To find out how much benzoic acid (C6H5COOH) you need to prepare a 250 mL solution at a concentration of 0.15 M, we can use the formula for molarity, which is defined as the number of moles of solute divided by the volume of solution in liters. Let's break this down step by step.
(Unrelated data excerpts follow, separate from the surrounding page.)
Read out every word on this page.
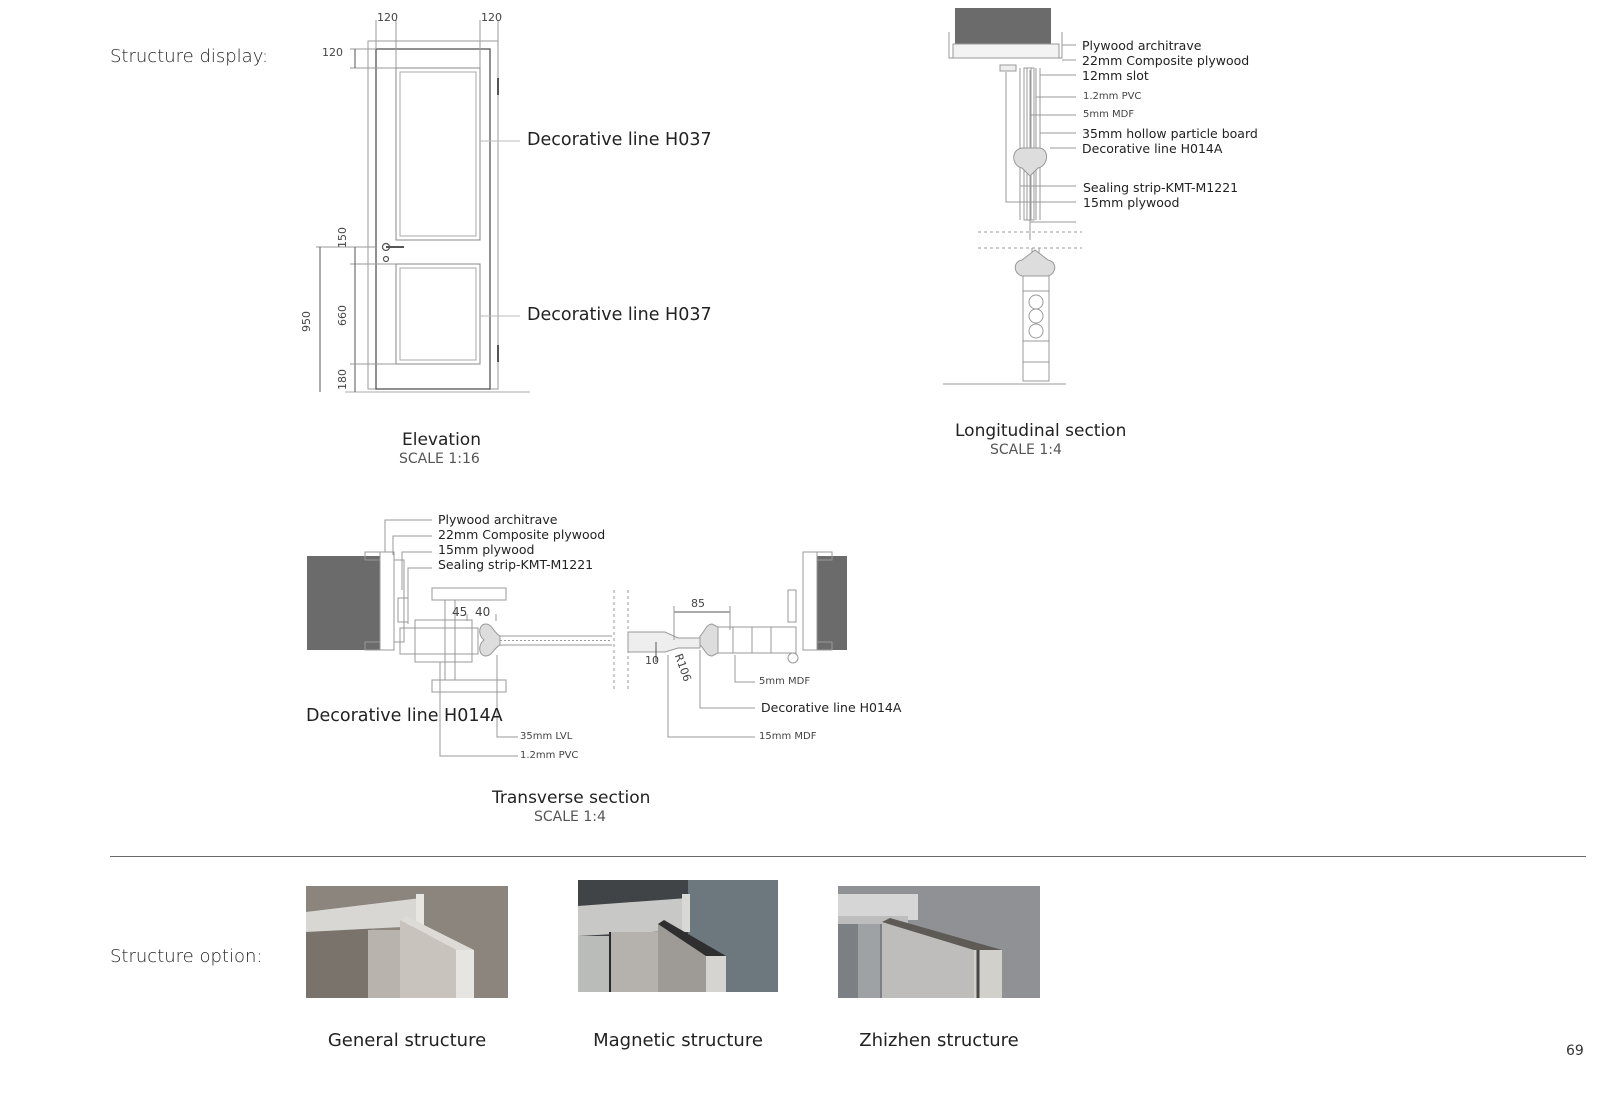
Structure display:
120	120
120
150
660
180
950
Decorative line H037
Decorative line H037
Elevation
SCALE 1:16
Plywood architrave
22mm Composite plywood
12mm slot
1.2mm PVC
5mm MDF
35mm hollow particle board
Decorative line H014A
Sealing strip-KMT-M1221
15mm plywood
Longitudinal section
SCALE 1:4
Plywood architrave
22mm Composite plywood
15mm plywood
Sealing strip-KMT-M1221
45 40
85
10 R106
Decorative line H014A
35mm LVL
1.2mm PVC
5mm MDF
Decorative line H014A
15mm MDF
Transverse section
SCALE 1:4
Structure option:
General structure	Magnetic structure	Zhizhen structure	69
Step 1: Calculate the number of moles required

The first thing we need to do is calculate the number of moles of benzoic acid needed for the solution. The formula for molarity (M) is:

M = n / V

Where:

  • M is the molarity (in moles per liter)
  • n is the number of moles of solute
  • V is the volume of the solution in liters

We know the molarity (0.15 M) and the volume (250 mL), but we need to convert the volume from milliliters to liters:

V = 250 mL = 250 / 1000 = 0.250 L

Now we can rearrange the formula to solve for n (the number of moles):

n = M × V

Substituting the values we have:

n = 0.15 mol/L × 0.250 L = 0.0375 moles

Step 2: Calculate the mass of benzoic acid needed

Next, we need to convert the number of moles into grams. To do this, we need the molar mass of benzoic acid. The molecular formula is C6H5COOH, and we can calculate its molar mass as follows:

  • Carbon (C): 12.01 g/mol × 7 = 84.07 g/mol
  • Hydrogen (H): 1.008 g/mol × 6 = 6.048 g/mol
  • Oxygen (O): 16.00 g/mol × 2 = 32.00 g/mol

Now, adding these together gives us:

Molar mass of C6H5COOH = 84.07 + 6.048 + 32.00 = 122.12 g/mol

Now we can find the mass of benzoic acid needed using the formula:

mass = n × molar mass

Substituting the values:

mass = 0.0375 moles × 122.12 g/mol = 4.58 grams

Final Calculation

To prepare a 250 mL solution of 0.15 M benzoic acid in methanol, you will need approximately 4.58 grams of benzoic acid. Make sure to weigh it accurately and dissolve it in methanol to achieve the desired concentration.

This method can be applied to any solute and solvent combination, as long as you know the molarity you want to achieve and the volume of the solution you plan to prepare. Understanding these calculations is essential for accurate solution preparation in chemistry.